Once Powerful PG&E Has Few Friends Left in California Capital

State political leaders have no plans to help once-influential utility; ‘The landscape has really shifted’

By Alejandro Lazo, THE WALL STREET JOURNAL

January 30, 2019

SACRAMENTO—In the hours following PG&E Corp.’s filing for bankruptcy protection, leaders here in California’s capital had very little to say.

A new governor, Democrat Gavin Newsom, hasn’t proposed a financial rescue plan for the state’s largest public utility, nor detailed any specific changes he would like to see. Legislators who in the past were staunch supporters have also distanced themselves.

“Nobody in the building is willing to offer PG&E a bailout,” said state Sen. Jerry Hill, a Democrat and longtime critic of the company.

The absence of support from California political leaders in the lead up to the bankruptcy filing contributed to the decline of its stock and a downgrade in its bonds, according to analysts.

Soon after the company’s Tuesday chapter 11 filing, Mr. Newsom said in a brief statement that his focus “remains protecting the best interests of the people of California.”

A company that was once one of the most influential in Sacramento and regularly got its way on legislation and regulation now has few defenders left.

The reason, Sacramento veterans say, is that years of bad news related to deadly fires and other disasters have made the company unpopular among the public.

That sentiment now outweighs the goodwill PG&E had amassed from years of lobbying, donations and other close ties to key leaders.

From 2011 through the November 2018 election, the major utilities including PG&E contributed about $14.5 million to the state’s legislators, political parties, former Gov. Jerry Brown and Mr. Newsom, according to data compiled by Consumer Watchdog, a California-based advocacy group.

A representative for PG&E declined to comment.

“The landscape has really shifted,” said Chris Holden, a Democrat who chairs the state assembly utilities and energy committee. Mr. Holden planned to introduce legislation in December that would allow the utility to securitize costs related to last year’s devastating fires. But it proved so unpopular he quickly shelved the idea.

Going back decades, PG&E and other utilities had scored a number of major wins in Sacramento. When the state deregulated energy markets in the late 1990s, PG&E, San Diego Gas & Electric and Southern California Edison helped to shape the legislation signed by then-Gov. Pete Wilson, a Republican, and were allowed to pass on billions in bad investment costs to customers.

When deregulation led to rolling blackouts as PG&E and the other utilities were forced to buy energy at inflated rates, Mr. Wilson’s Democratic successor, Gray Davis, ordered state agencies to buy power on behalf of the utilities with taxpayer funds.

But the high costs it was paying for energy led PG&E to declare bankruptcy in April of 2001. After a protracted two-year process, California approved a plan for customers, rather than shareholders, to bear most of the financial burden for its emergence from chapter 11. By then, Mr. Davis had been recalled by voters, in part due to the energy issue, and replaced by Republican Arnold Schwarzenegger.

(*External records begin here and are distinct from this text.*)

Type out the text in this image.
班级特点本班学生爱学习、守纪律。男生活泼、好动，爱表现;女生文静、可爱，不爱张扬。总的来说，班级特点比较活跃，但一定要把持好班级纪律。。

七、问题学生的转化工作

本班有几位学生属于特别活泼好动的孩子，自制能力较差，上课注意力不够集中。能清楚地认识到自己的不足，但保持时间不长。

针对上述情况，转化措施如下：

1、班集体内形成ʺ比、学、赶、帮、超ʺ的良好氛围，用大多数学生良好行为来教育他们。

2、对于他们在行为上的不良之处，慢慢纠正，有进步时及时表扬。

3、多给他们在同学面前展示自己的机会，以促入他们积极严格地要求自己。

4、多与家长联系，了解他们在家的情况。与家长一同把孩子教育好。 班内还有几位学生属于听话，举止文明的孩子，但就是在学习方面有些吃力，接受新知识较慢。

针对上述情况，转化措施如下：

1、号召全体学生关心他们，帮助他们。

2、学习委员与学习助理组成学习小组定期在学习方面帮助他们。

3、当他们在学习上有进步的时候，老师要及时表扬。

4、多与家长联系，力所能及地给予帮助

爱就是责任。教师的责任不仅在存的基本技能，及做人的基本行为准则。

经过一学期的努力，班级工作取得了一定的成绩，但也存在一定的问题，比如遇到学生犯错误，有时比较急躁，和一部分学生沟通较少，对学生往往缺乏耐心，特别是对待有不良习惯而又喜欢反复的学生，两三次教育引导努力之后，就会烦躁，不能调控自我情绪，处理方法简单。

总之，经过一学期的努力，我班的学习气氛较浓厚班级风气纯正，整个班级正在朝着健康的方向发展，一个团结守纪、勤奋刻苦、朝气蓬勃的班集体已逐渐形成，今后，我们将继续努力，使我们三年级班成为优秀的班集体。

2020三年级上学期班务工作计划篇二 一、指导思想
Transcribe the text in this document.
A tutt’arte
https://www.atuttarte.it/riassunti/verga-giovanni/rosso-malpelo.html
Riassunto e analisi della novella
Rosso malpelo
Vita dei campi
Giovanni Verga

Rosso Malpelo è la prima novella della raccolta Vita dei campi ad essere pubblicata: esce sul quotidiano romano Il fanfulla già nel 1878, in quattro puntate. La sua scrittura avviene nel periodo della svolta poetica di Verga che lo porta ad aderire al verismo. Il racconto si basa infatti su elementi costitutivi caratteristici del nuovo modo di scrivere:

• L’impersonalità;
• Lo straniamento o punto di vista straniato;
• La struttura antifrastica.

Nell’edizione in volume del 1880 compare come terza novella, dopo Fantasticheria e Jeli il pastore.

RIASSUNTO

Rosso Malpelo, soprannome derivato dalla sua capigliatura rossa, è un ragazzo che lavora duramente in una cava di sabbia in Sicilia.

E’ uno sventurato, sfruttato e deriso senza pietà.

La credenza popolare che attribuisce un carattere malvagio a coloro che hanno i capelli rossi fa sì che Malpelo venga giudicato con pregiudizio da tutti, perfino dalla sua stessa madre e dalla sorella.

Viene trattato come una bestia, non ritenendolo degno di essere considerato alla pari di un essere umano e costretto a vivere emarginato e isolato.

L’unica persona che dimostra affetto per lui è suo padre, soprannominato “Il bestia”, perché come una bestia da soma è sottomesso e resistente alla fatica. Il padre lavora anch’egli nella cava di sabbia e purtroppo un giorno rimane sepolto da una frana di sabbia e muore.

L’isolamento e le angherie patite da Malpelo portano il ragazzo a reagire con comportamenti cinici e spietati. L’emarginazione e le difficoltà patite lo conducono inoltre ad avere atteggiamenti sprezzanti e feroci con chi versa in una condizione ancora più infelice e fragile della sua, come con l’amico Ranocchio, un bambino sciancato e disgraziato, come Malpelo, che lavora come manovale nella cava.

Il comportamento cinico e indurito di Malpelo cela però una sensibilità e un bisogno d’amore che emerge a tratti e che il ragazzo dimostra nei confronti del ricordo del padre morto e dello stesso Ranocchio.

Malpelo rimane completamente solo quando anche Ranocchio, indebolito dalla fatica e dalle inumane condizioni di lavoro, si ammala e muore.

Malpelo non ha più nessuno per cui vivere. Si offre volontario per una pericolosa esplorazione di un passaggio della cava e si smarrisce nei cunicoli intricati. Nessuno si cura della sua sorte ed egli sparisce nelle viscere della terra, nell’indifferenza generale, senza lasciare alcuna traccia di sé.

The state’s next governor, Jerry Brown, employed two former PG&E executives as top aides during his 2011-2019 tenure. Mr. Brown vetoed bills that would have overhauled the utility’s regulator, the Public Utilities Commission and that would have required the PUC to update fire-safety maps, all of which were approved by the state Legislature.

In veto messages, Mr. Brown said the overhaul was unworkable and that the maps legislation would have interfered with work already under way. A spokesman for the former governor pointed to legislation he later signed that also implemented changes at the PUC.

State political leaders have worked with the company on climate change over the past decade, counting on the utility to buy renewable energy in order for the state to hit targets.

But public perception related to PG&E’s safety record began its nearly decade-long downswing in 2010, after one of its gas lines exploded in the Northern California town of San Bruno, killing eight people. PG&E was put on federal criminal probation following felony convictions stemming from the catastrophe.

A recent spate of deadly wildfires in PG&E’s Northern California operating territory have put it further on the defensive.

Last August, the Legislature passed and Mr. Brown later signed a bill that allowed PG&E and other utilities to pay wildfire-related obligations with securitized debt, the costs of which could be passed on to ratepayers. The bill didn’t cover liability in 2018, however, and when the Camp Fire, the deadliest in California history, struck this past fall, PG&E was left unprotected. That helped drive the company to seek court protection.

State Sen. Bill Dodd, a Democrat who wrote last summer’s wildfire legislation, said PG&E’s political clout has waned and that his focus has shifted from stabilizing the utility to “helping victims and ratepayers in the long run.”

Wildfire victim advocates held a rally on the steps of the state Capitol last week calling on state leaders to save the company from bankruptcy, arguing that victim claims will likely take low priority in a restructuring, potentially leaving thousands without relief.

“Be at the head of the table and take control of this runaway monopoly,” advocate Erin Brockovich said at the event.

—Katherine Blunt contributed to this article.